聂荣臻:“我们的情报越来越详细、全面了!”
刘伯承:“当下,我们的力量遭到严重削弱,又处在无后方流动中,面对四面八方敌人的围追堵截,倘若没有准确及时的情报,那就相当危险,也可以说很难以突出强敌包围……所以,可以说准确及时的情报,系于当前我们的生死存亡!”
“这可得益于我们有杀手锏……”朱德说。
林彪:“敌人的情报手段倒也很先进……”
“但不管用,”聂荣臻说,“他的飞机空中侦察是先进,可一是受天气限制,二是可以防。这贵州的春天,不是阴雨就是浓雾,碰上这种天气他抓瞎了。还有,我军运动区域植被繁茂,而敌人的飞机没到声音先到,我们官兵立即可以躲到树下、草丛中;还有我们还可以夜行军,最近又发明一手,反方向走或错方向走,让他看假象。所以,他形似先进,实际上不中用。”
毛泽东:“我们现在就像走夜路,但我们有准确及时的情报,就像打着灯笼走夜路!”
“说正事!”张闻天对林彪说,“你说说你们的意见。”
林彪说:“这几天,我一直在考虑战机,我们当面的敌周浑元纵队一直没动,不好打。根据当前的态势,我们认为我军应向新场、三重堰前进,消灭西安寨、三重堰、新场之敌王家烈黔军。我们建议三军团以2个团进入三重堰,切断黔军退路;另2个团和一军团2个团先攻击西安寨之敌,此后这4个团赶到新场,协同一军团主力4个团攻击新城;其间,干部团佯攻敌周浑元纵队,把他吸住,配合我主力打新城;五军团为战役预备队;九军仍负责监视并阻击可能南下的川军郭勋祺部!”
“为什么要打新场的黔军?”陈云问。
林彪:“第一,不论是要在云贵川边落脚,还是继续走,我们都必须打!第二,我们现在只能拣弱的打!在周边的敌人中,新场的黔军最弱,所以,就打他!”
朱德:“打黔军是有把握的!”
“有道理,我赞成!”王稼祥说。
张闻天:“娄山关遵义战役大捷至今已近半个月了,气可鼓而不可泄,是得抓住难得的战机再打一个胜仗!”
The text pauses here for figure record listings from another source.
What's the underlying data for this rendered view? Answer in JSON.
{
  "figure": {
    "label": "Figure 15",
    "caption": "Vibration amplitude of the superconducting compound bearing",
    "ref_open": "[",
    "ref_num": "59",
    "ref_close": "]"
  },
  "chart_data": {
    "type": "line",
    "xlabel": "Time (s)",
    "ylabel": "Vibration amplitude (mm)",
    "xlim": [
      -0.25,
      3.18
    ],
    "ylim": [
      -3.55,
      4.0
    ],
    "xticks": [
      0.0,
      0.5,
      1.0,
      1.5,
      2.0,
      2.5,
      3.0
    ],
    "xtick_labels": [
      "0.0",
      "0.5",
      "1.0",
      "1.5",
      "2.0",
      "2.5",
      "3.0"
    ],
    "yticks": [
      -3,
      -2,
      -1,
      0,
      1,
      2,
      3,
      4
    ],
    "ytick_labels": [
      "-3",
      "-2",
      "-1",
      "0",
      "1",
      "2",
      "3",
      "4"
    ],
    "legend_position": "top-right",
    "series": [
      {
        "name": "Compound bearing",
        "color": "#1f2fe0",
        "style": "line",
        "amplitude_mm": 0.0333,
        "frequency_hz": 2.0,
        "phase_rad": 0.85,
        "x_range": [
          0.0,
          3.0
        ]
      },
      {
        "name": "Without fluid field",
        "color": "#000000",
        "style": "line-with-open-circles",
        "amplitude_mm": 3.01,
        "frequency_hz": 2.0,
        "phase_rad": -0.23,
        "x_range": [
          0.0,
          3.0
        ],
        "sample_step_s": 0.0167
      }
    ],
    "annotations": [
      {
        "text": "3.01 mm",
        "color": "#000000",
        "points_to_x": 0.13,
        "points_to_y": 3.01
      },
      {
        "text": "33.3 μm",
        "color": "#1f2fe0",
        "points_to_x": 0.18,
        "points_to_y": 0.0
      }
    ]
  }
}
“就是么!”聂荣臻说,“打下新场,第一,可以消灭敌人一部分有生力量;第二,可以缴获一部分弹药补充自己;第三,可以在新场筹到一部分给养。”
“第四,可以进一步激励我军的士气!”李富春说。
毛泽东:“你们说的不无道理,但我不赞成!”
人们愕然。
毛泽东:“我们预定的战略目的是要在云贵川边立足,创建新苏区。而要达到这个目的,就必须打对实现我们这个目的阻碍最大的敌军,而打位于新场的黔军即使得手,于全局无足轻重。”
“你的意思是要打敌周浑元纵队?!”张闻天说,“可是现在不好打……”
“你听我把话说完。”毛泽东说,“是呀,在对周浑元纵队作战一时没有战机的情况下,不是不可以先找一个弱敌打!但问题是打新场之敌,战斗也得两天后才能打响,这期间,北边的周浑元纵队就可能向南压;南边的位于黔西的孙渡纵队,就可能上来。这样,我们就可能在新场城下受到增援的南北两路敌军的夹击,到时,我们只有撤向川南一条路。而川南有川军潘文华兵团的3个路军,这就使我们处于十分危险的地步!”
林彪:“我们一、三军团加在一起10个团兵力,打个新场绝对有把握在两路敌军赶到之前结束战斗。况且,这两路敌军未必增援!”
刘伯承:“我一、三两军团打黔军何知重一师和犹国才三师一部,是有把握!”
周恩来:“确有把握,那就不妨一打。先打掉这股敌人也好!”
“这股敌人用不着我们打,蒋介石就会吃掉他,而且很快的……”毛泽东说。
张闻天:“是不是多数同志都主张打新场?好,通过!”
“等等,”毛泽东说,“我坚持不打新场的黔军,如果你们一定要打,我不能负这个责任!”说着,走了。
“他这怎么啦?!”林彪说。
二局,机房里马灯通明。
华荣在抄报,小李在监听,还有一部电台在调频。
隔壁屋里,曾希圣坐着深思,曹祥仁在专注译电。
墙角地铺上,程少仲打着鼾。
邹碧兆给吵醒了,坐了起来:“好家伙,小青年也打鼾,而且地动山摇的……”
曾希圣:“他是你徒弟,你将就点……”
“我说怎么小李不理他……”邹碧兆嘀咕。
曾希圣笑笑:“想啥呀?老同志可得起好带头作用!”
“我谈恋爱?我一心扑在事业上,怎么不起好带头作用?!”邹碧兆又躺进被窝里。
曹祥仁丢下铅笔站了起来,拿着译电:“可笑不,老蒋又玩起堡垒主义战略……”
“怎么说?”邹碧兆又坐了起来。
曹祥仁:“老蒋又发号施令,让他的各路‘追剿’军均应严密构筑碉堡工事,要把我们封锁围困在黔北和川南……”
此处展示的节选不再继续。